I do miss my garden-I long for it every spring- and I need to come up with a way to have one again, but I know that the realities of farm life are truly not my cup of tea. Likewise, I feel that I understand the political food issues. Though I'm not an expert, and don't do enough about those issues on a political level, I don't need convincing of their righteousness. And I'm easily bored, especially when there's preaching.
This book does not pretend to be The Way for everyone. It is unassuming, personal, sensible, and encouraging. It is also loaded with lots of good practical , factual backup for any arguments you might have with, say, people who claim corporate chemical farming some how serves the poor of the planet, and who decry as "elitist" advocates for local, organically raised and free-range food.
Ms. Kingsolver's science background and writer's chops serve her well. She speaks confidently, and simply. The Monsanto stories, though not new, are just chilling. Her family and their home are interesting and appealing, without being too exemplary, or cute. I'm about half way through the book, and I'm a little bit re-motivated.

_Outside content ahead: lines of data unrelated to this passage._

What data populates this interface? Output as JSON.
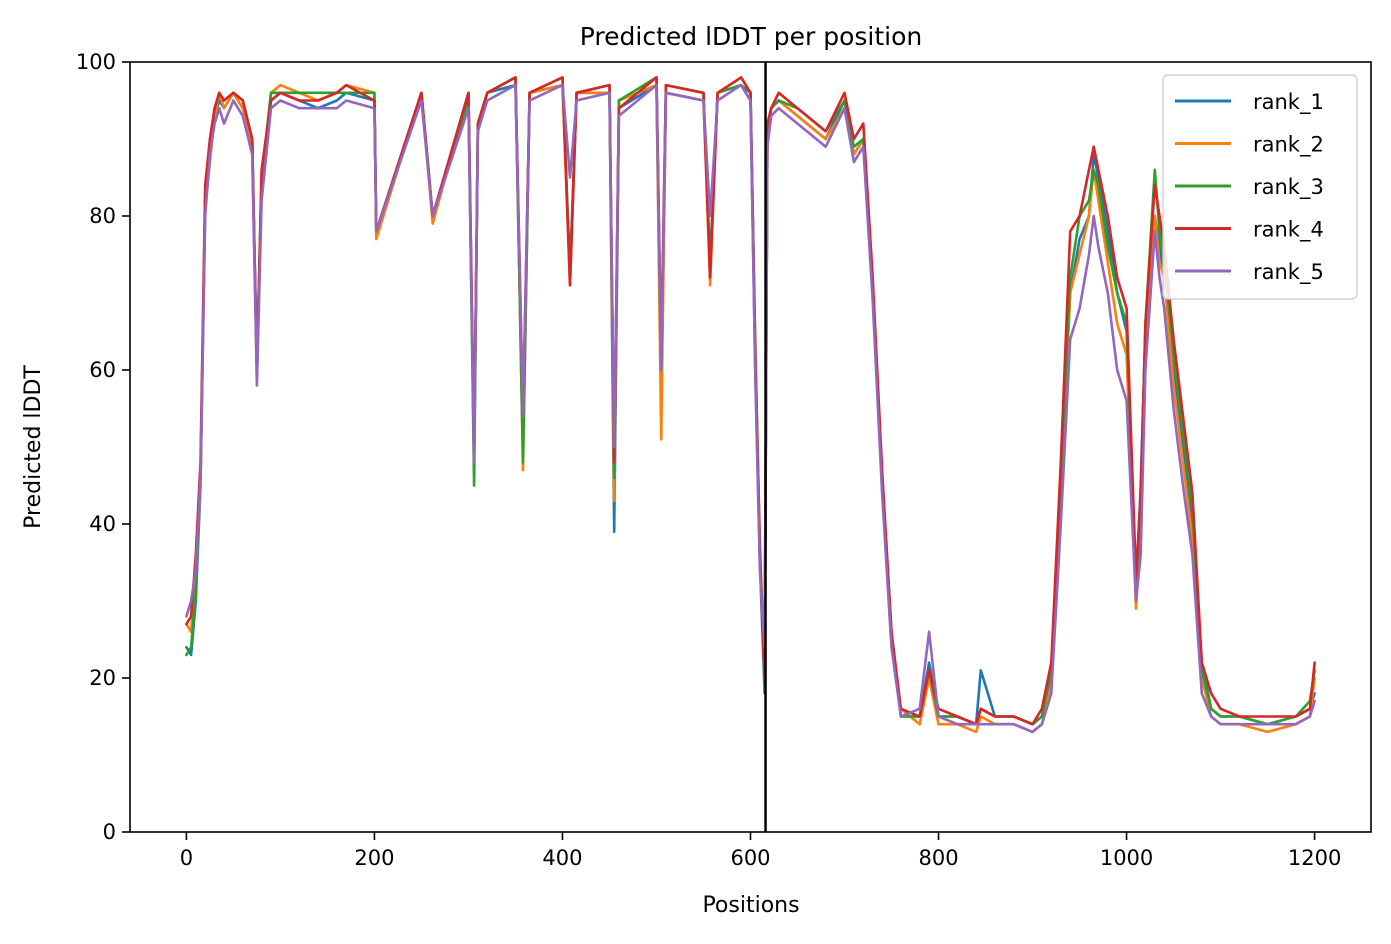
{
  "chart_data": {
    "type": "line",
    "title": "Predicted lDDT per position",
    "xlabel": "Positions",
    "ylabel": "Predicted lDDT",
    "xlim": [
      -60,
      1260
    ],
    "ylim": [
      0,
      100
    ],
    "xticks": [
      "0",
      "200",
      "400",
      "600",
      "800",
      "1000",
      "1200"
    ],
    "yticks": [
      "0",
      "20",
      "40",
      "60",
      "80",
      "100"
    ],
    "grid": false,
    "legend_position": "top-right",
    "chain_boundary_x": 616,
    "series": [
      {
        "name": "rank_1",
        "color": "#1f77b4",
        "x": [
          0,
          5,
          10,
          15,
          20,
          25,
          30,
          35,
          40,
          50,
          60,
          70,
          75,
          80,
          90,
          100,
          120,
          140,
          160,
          170,
          200,
          202,
          250,
          262,
          300,
          306,
          310,
          320,
          350,
          358,
          365,
          400,
          408,
          415,
          450,
          455,
          460,
          500,
          505,
          510,
          550,
          557,
          565,
          590,
          600,
          605,
          610,
          615,
          618,
          622,
          630,
          650,
          680,
          700,
          710,
          720,
          730,
          740,
          750,
          760,
          780,
          790,
          800,
          820,
          840,
          845,
          860,
          880,
          900,
          910,
          920,
          930,
          940,
          950,
          960,
          965,
          970,
          980,
          990,
          1000,
          1010,
          1015,
          1020,
          1030,
          1035,
          1040,
          1050,
          1060,
          1070,
          1080,
          1090,
          1100,
          1120,
          1150,
          1180,
          1195,
          1200
        ],
        "y": [
          24,
          23,
          30,
          45,
          82,
          88,
          93,
          95,
          94,
          96,
          94,
          90,
          60,
          85,
          95,
          96,
          95,
          94,
          95,
          96,
          95,
          78,
          96,
          80,
          96,
          49,
          92,
          96,
          97,
          50,
          96,
          97,
          73,
          96,
          96,
          39,
          94,
          97,
          56,
          96,
          95,
          74,
          96,
          97,
          95,
          60,
          35,
          18,
          90,
          94,
          95,
          93,
          90,
          95,
          88,
          90,
          70,
          45,
          25,
          15,
          15,
          22,
          15,
          15,
          14,
          21,
          15,
          15,
          14,
          15,
          20,
          45,
          70,
          77,
          80,
          88,
          85,
          78,
          70,
          65,
          31,
          45,
          65,
          80,
          76,
          72,
          60,
          50,
          40,
          22,
          16,
          15,
          15,
          14,
          15,
          16,
          18
        ]
      },
      {
        "name": "rank_2",
        "color": "#ff7f0e",
        "x": [
          0,
          5,
          10,
          15,
          20,
          25,
          30,
          35,
          40,
          50,
          60,
          70,
          75,
          80,
          90,
          100,
          120,
          140,
          160,
          170,
          200,
          202,
          250,
          262,
          300,
          306,
          310,
          320,
          350,
          358,
          365,
          400,
          408,
          415,
          450,
          455,
          460,
          500,
          505,
          510,
          550,
          557,
          565,
          590,
          600,
          605,
          610,
          615,
          618,
          622,
          630,
          650,
          680,
          700,
          710,
          720,
          730,
          740,
          750,
          760,
          780,
          790,
          800,
          820,
          840,
          845,
          860,
          880,
          900,
          910,
          920,
          930,
          940,
          950,
          960,
          965,
          970,
          980,
          990,
          1000,
          1010,
          1015,
          1020,
          1030,
          1035,
          1040,
          1050,
          1060,
          1070,
          1080,
          1090,
          1100,
          1120,
          1150,
          1180,
          1195,
          1200
        ],
        "y": [
          27,
          26,
          33,
          45,
          81,
          87,
          93,
          96,
          94,
          96,
          94,
          89,
          59,
          84,
          96,
          97,
          96,
          95,
          96,
          97,
          96,
          77,
          96,
          79,
          96,
          47,
          92,
          96,
          98,
          47,
          96,
          97,
          71,
          96,
          96,
          43,
          95,
          97,
          51,
          96,
          95,
          71,
          96,
          98,
          96,
          62,
          38,
          20,
          90,
          94,
          95,
          93,
          90,
          94,
          88,
          90,
          70,
          45,
          24,
          16,
          14,
          20,
          14,
          14,
          13,
          15,
          14,
          14,
          13,
          14,
          19,
          44,
          70,
          75,
          80,
          86,
          82,
          74,
          66,
          62,
          29,
          40,
          63,
          80,
          74,
          72,
          58,
          48,
          38,
          20,
          15,
          14,
          14,
          13,
          14,
          15,
          20
        ]
      },
      {
        "name": "rank_3",
        "color": "#2ca02c",
        "x": [
          0,
          5,
          10,
          15,
          20,
          25,
          30,
          35,
          40,
          50,
          60,
          70,
          75,
          80,
          90,
          100,
          120,
          140,
          160,
          170,
          200,
          202,
          250,
          262,
          300,
          306,
          310,
          320,
          350,
          358,
          365,
          400,
          408,
          415,
          450,
          455,
          460,
          500,
          505,
          510,
          550,
          557,
          565,
          590,
          600,
          605,
          610,
          615,
          618,
          622,
          630,
          650,
          680,
          700,
          710,
          720,
          730,
          740,
          750,
          760,
          780,
          790,
          800,
          820,
          840,
          845,
          860,
          880,
          900,
          910,
          920,
          930,
          940,
          950,
          960,
          965,
          970,
          980,
          990,
          1000,
          1010,
          1015,
          1020,
          1030,
          1035,
          1040,
          1050,
          1060,
          1070,
          1080,
          1090,
          1100,
          1120,
          1150,
          1180,
          1195,
          1200
        ],
        "y": [
          23,
          24,
          31,
          46,
          83,
          89,
          94,
          96,
          95,
          96,
          95,
          90,
          60,
          85,
          96,
          96,
          96,
          96,
          96,
          96,
          96,
          78,
          96,
          80,
          95,
          45,
          92,
          96,
          98,
          48,
          96,
          98,
          72,
          96,
          97,
          46,
          95,
          98,
          60,
          97,
          96,
          73,
          96,
          97,
          96,
          64,
          36,
          22,
          91,
          94,
          95,
          94,
          91,
          95,
          89,
          90,
          71,
          46,
          26,
          15,
          15,
          21,
          15,
          15,
          14,
          16,
          15,
          15,
          14,
          15,
          21,
          46,
          72,
          80,
          82,
          86,
          84,
          76,
          70,
          66,
          32,
          42,
          66,
          86,
          78,
          74,
          62,
          52,
          42,
          21,
          16,
          15,
          15,
          14,
          15,
          17,
          21
        ]
      },
      {
        "name": "rank_4",
        "color": "#d62728",
        "x": [
          0,
          5,
          10,
          15,
          20,
          25,
          30,
          35,
          40,
          50,
          60,
          70,
          75,
          80,
          90,
          100,
          120,
          140,
          160,
          170,
          200,
          202,
          250,
          262,
          300,
          306,
          310,
          320,
          350,
          358,
          365,
          400,
          408,
          415,
          450,
          455,
          460,
          500,
          505,
          510,
          550,
          557,
          565,
          590,
          600,
          605,
          610,
          615,
          618,
          622,
          630,
          650,
          680,
          700,
          710,
          720,
          730,
          740,
          750,
          760,
          780,
          790,
          800,
          820,
          840,
          845,
          860,
          880,
          900,
          910,
          920,
          930,
          940,
          950,
          960,
          965,
          970,
          980,
          990,
          1000,
          1010,
          1015,
          1020,
          1030,
          1035,
          1040,
          1050,
          1060,
          1070,
          1080,
          1090,
          1100,
          1120,
          1150,
          1180,
          1195,
          1200
        ],
        "y": [
          27,
          28,
          36,
          48,
          84,
          90,
          94,
          96,
          95,
          96,
          95,
          90,
          60,
          86,
          95,
          96,
          95,
          95,
          96,
          97,
          95,
          78,
          96,
          80,
          96,
          50,
          92,
          96,
          98,
          54,
          96,
          98,
          71,
          96,
          97,
          48,
          94,
          98,
          62,
          97,
          96,
          72,
          96,
          98,
          96,
          63,
          36,
          20,
          92,
          94,
          96,
          94,
          91,
          96,
          90,
          92,
          72,
          47,
          26,
          16,
          15,
          21,
          16,
          15,
          14,
          16,
          15,
          15,
          14,
          16,
          22,
          48,
          78,
          80,
          86,
          89,
          86,
          80,
          72,
          68,
          33,
          44,
          66,
          84,
          80,
          76,
          64,
          54,
          44,
          22,
          18,
          16,
          15,
          15,
          15,
          16,
          22
        ]
      },
      {
        "name": "rank_5",
        "color": "#9467bd",
        "x": [
          0,
          5,
          10,
          15,
          20,
          25,
          30,
          35,
          40,
          50,
          60,
          70,
          75,
          80,
          90,
          100,
          120,
          140,
          160,
          170,
          200,
          202,
          250,
          262,
          300,
          306,
          310,
          320,
          350,
          358,
          365,
          400,
          408,
          415,
          450,
          455,
          460,
          500,
          505,
          510,
          550,
          557,
          565,
          590,
          600,
          605,
          610,
          615,
          618,
          622,
          630,
          650,
          680,
          700,
          710,
          720,
          730,
          740,
          750,
          760,
          780,
          790,
          800,
          820,
          840,
          845,
          860,
          880,
          900,
          910,
          920,
          930,
          940,
          950,
          960,
          965,
          970,
          980,
          990,
          1000,
          1010,
          1015,
          1020,
          1030,
          1035,
          1040,
          1050,
          1060,
          1070,
          1080,
          1090,
          1100,
          1120,
          1150,
          1180,
          1195,
          1200
        ],
        "y": [
          28,
          30,
          34,
          46,
          80,
          88,
          92,
          94,
          92,
          95,
          93,
          88,
          58,
          82,
          94,
          95,
          94,
          94,
          94,
          95,
          94,
          78,
          95,
          80,
          94,
          48,
          91,
          95,
          97,
          54,
          95,
          97,
          85,
          95,
          96,
          50,
          93,
          97,
          60,
          96,
          95,
          80,
          95,
          97,
          95,
          60,
          34,
          24,
          89,
          93,
          94,
          92,
          89,
          94,
          87,
          89,
          69,
          44,
          24,
          15,
          16,
          26,
          15,
          14,
          14,
          14,
          14,
          14,
          13,
          14,
          18,
          40,
          64,
          68,
          75,
          80,
          76,
          70,
          60,
          56,
          30,
          36,
          60,
          78,
          72,
          68,
          55,
          45,
          36,
          18,
          15,
          14,
          14,
          14,
          14,
          15,
          17
        ]
      }
    ]
  }
}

Not that I was demotivated, but I'm sort of jazzed on the issues again. And the woman has me wanting to try my hand at making cheese. Meanwhile, the supermarket fruits and veggies from afar are looking like an even worse choice than usual, and I'm delighted and relieved that it is the beginning of the new year for my CSA farmbox.
The first farmbox of the year always looks beautiful to me, though it is necessarily a bit sparse, since we are in western PA, and it is barely June. There are herbs, spinach, lettuce, pea greens, strangely unformed, yet slightly woody onions, lovely crisp radishes (as mentioned earlier), and a bunch of rhubarb. (And, as every year, with the first box, there is a complementary round loaf of some soft-crusted mushball whole grain bread, which must be toasted to be tolerable. I don't get this- in all other ways, the Kretchmanns exhibit excellent taste. Oh well.)

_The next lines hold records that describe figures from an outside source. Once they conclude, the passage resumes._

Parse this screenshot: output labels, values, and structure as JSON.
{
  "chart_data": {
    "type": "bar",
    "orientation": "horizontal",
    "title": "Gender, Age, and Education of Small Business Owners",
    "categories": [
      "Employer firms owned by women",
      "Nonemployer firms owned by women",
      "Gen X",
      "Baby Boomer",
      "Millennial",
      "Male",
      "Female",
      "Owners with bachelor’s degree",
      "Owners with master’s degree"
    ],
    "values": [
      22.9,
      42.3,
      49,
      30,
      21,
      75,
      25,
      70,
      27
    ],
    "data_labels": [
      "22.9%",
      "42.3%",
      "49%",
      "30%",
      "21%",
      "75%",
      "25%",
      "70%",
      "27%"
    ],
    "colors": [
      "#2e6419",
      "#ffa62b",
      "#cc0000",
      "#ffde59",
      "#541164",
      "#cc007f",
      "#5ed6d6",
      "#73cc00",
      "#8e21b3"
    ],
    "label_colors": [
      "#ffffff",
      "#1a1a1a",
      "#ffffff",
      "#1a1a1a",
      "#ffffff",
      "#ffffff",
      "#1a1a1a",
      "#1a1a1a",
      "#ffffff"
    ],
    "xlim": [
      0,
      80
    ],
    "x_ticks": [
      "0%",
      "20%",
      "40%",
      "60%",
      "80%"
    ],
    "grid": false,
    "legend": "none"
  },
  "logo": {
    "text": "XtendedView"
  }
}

I'm having a Tilapia filet, baked in parchment with pea greens and herb butter for dinner. I'll let you know how it goes-it's an LA Times recipe, since deleted, but reconstructed via the good memory of an egullet member. There's going to be a supper of farmbox baby spinach with pinenuts and raisins over polenta in the picture too.
The rhubarb, washed and diced, is about 2 cups worth, just about enough for a quart of ice cream. This is how I made it:
Stew the rhubarb, cut into very small dice, for about 15 minutes in 2/3 cup of water with a pinch of salt, 3/4 cup sugar (or a mixture of sugar and golden syrup), a squirt of lemon juice, and a half of a split vanilla bean. Cool thoroughly, chilling if possible.
Combine the chilled rhubarb mixture with 1 cup of cream and one cup of milk. Freeze according to your ice cream maker's directions. This is a delicious, not too sweet, subtly flavored concoction, IIDSSMS.
Consume, feeling elegant. I'm going to save some for next weekend, in the hope that there will be strawberies in the farmbox. Clearly this ice cream woud be insanely good with some pulverized real strawberries on top.